Pourquoi le castor a-t-il disparu d’Europe ?

Au début du 19e, on comptait seulement 1000 castors dans toute l'Eurasie à cause de la chasse. Ils étaient tués pour leur viande et leur fourrure. Le castor a l’une des fourrures les plus denses du monde animal et des poils de bourre qui feutrent très bien. Les chapeaux en poil de castor ont été très à la mode. La petite anecdote : on entend souvent parler de la ruée vers l’or, mais avant cela il y a aussi eu une ruée vers la fourrure. La poussée des Occidentaux toujours plus à l’ouest en Amérique du Nord a été largement motivée par la chasse au castor.

La réintroduction du castor en Suisse dans les années 1950 n’a pas été simple. Des erreurs ont-elles été faites à l’époque ?
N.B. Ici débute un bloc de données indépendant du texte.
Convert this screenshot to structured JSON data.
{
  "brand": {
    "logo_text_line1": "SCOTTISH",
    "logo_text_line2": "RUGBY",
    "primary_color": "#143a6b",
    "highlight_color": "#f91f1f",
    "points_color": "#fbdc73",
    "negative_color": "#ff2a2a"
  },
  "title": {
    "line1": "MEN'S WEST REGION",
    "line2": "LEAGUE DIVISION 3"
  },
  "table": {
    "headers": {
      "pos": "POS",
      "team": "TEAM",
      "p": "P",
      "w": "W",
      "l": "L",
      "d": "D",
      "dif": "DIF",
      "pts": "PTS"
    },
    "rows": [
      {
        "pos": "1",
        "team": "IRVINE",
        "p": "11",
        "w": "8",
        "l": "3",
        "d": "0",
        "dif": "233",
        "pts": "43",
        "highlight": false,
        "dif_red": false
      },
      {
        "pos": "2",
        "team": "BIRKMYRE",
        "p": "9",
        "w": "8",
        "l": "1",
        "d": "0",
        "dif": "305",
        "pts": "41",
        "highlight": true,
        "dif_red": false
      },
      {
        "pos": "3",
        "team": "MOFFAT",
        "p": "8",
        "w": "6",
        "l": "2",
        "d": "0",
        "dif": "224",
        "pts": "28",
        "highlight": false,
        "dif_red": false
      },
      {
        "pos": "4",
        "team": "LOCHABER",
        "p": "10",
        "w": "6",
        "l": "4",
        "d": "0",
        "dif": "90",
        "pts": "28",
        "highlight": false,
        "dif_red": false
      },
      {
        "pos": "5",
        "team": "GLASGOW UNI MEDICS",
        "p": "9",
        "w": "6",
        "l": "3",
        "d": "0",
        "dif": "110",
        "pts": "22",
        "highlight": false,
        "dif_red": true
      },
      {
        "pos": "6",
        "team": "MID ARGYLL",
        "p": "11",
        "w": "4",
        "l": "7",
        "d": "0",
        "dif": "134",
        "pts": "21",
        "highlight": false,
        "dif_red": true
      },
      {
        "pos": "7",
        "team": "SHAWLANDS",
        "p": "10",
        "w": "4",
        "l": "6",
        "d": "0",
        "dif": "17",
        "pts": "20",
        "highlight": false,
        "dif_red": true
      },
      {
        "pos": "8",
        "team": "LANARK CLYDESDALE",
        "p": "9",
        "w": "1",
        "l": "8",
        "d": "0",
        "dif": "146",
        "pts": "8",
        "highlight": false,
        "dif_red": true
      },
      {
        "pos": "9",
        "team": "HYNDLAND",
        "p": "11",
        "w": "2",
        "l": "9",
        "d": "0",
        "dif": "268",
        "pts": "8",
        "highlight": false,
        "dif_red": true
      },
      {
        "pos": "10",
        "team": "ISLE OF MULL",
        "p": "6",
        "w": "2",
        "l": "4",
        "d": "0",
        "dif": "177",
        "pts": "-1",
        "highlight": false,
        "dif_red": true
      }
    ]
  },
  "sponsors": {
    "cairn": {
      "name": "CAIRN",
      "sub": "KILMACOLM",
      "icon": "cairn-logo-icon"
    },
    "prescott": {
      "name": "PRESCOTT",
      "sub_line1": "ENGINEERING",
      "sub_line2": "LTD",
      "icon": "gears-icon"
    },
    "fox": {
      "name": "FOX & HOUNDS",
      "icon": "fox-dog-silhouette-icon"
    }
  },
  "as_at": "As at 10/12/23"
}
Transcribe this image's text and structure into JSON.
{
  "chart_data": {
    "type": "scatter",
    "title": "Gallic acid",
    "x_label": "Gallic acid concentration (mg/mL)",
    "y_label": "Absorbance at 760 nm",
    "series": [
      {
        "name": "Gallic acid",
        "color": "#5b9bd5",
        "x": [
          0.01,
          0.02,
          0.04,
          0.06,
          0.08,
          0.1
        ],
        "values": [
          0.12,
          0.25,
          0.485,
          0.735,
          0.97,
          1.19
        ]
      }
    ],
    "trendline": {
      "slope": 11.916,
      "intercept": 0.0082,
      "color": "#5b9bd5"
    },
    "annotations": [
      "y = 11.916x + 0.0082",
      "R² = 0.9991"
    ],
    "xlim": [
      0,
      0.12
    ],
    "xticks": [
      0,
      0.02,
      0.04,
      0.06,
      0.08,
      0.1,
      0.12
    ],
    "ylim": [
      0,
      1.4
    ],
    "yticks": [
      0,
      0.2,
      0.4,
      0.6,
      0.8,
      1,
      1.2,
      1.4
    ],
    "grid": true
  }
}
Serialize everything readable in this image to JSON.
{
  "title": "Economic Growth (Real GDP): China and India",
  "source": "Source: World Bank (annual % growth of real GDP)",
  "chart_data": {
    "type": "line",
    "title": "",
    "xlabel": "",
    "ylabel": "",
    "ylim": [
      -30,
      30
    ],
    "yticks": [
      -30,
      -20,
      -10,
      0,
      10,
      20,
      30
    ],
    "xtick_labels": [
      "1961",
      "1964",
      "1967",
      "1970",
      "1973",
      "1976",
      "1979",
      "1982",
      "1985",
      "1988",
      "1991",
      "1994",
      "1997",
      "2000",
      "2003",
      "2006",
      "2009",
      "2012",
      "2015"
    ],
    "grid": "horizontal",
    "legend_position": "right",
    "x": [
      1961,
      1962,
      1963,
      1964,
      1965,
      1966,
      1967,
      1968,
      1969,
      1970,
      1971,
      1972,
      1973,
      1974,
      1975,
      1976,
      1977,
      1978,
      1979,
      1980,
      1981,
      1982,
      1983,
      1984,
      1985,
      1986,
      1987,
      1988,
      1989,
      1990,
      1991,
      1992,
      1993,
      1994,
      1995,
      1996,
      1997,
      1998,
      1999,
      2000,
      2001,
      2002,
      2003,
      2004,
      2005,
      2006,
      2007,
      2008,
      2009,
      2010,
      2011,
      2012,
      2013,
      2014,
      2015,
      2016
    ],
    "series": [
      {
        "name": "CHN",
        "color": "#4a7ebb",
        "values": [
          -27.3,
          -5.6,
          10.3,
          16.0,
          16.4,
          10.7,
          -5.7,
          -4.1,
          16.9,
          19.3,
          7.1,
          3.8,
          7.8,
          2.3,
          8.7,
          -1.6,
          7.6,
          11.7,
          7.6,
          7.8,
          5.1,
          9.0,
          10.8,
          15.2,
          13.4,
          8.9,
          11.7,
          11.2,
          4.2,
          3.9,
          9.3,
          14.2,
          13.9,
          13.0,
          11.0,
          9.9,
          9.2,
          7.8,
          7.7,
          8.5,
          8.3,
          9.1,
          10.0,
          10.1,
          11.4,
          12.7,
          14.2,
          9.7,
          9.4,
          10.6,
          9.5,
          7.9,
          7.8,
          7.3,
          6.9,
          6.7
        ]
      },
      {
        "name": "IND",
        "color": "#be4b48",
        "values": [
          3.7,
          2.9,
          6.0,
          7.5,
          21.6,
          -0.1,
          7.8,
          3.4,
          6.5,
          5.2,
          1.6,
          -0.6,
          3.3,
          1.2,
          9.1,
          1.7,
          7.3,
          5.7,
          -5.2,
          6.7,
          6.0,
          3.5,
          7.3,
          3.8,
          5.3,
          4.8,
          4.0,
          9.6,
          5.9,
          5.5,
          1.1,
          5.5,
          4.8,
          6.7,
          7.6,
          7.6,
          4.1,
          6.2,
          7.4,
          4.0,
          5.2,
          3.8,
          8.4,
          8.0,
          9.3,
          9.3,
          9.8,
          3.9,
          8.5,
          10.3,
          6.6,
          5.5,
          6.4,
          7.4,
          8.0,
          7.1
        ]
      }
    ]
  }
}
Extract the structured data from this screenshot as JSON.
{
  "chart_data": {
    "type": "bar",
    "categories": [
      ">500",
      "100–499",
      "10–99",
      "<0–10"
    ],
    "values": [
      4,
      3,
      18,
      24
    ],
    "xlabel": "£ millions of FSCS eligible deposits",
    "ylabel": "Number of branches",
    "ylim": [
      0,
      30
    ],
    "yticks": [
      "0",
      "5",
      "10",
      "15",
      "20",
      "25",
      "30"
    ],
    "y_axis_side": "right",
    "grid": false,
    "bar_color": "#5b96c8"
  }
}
Les initiateurs du projet étaient convaincus que le castor ne pouvait s’adapter qu’à des zones d’eau très naturelles, peu anthropisées. Ils se sont basés sur cette idée pour choisir leurs sites de réintroductions, mais cela a parfois conduit à des erreurs. Par exemple, à Neuchâtel, deux castors ont été lâchés dans les gorges de l’Areuse. C’est très encaissé, le débit de la rivière est important. Ce n’est vraiment pas un habitat pour les castors. Finalement, l’un des deux castors a été victime d’un accident de la route en voulant traverser une passerelle. L’autre a été retrouvé quelques semaines après complètement épuisé. Il a été recueilli par un service vétérinaire qui l’a soigné puis relâché de nouveau dans les gorges. La nuit suivante, il y a eu une vague de froid, l’Areuse a gelé et on n'a jamais retrouvé ce castor.

Finalement, la population explose depuis les années 2000. Pourquoi ce boom démographique un demi-siècle après les premiers lâchés ?

La courbe de croissance des populations animales est assez typique, D’abord un démarrage lent avec là des effectifs de base très faibles. Donc cela prend du temps pour la reproduction puis la colonisation de nouveaux milieux. Maintenant, on est dans une phase exponentielle. Et puis on va atteindre à un moment donné un plateau. Quand tous les habitats disponibles seront saturés. Dans certains endroits, comme au nord du lac de Thoune, on voit déjà un ralentissement du taux de croissance.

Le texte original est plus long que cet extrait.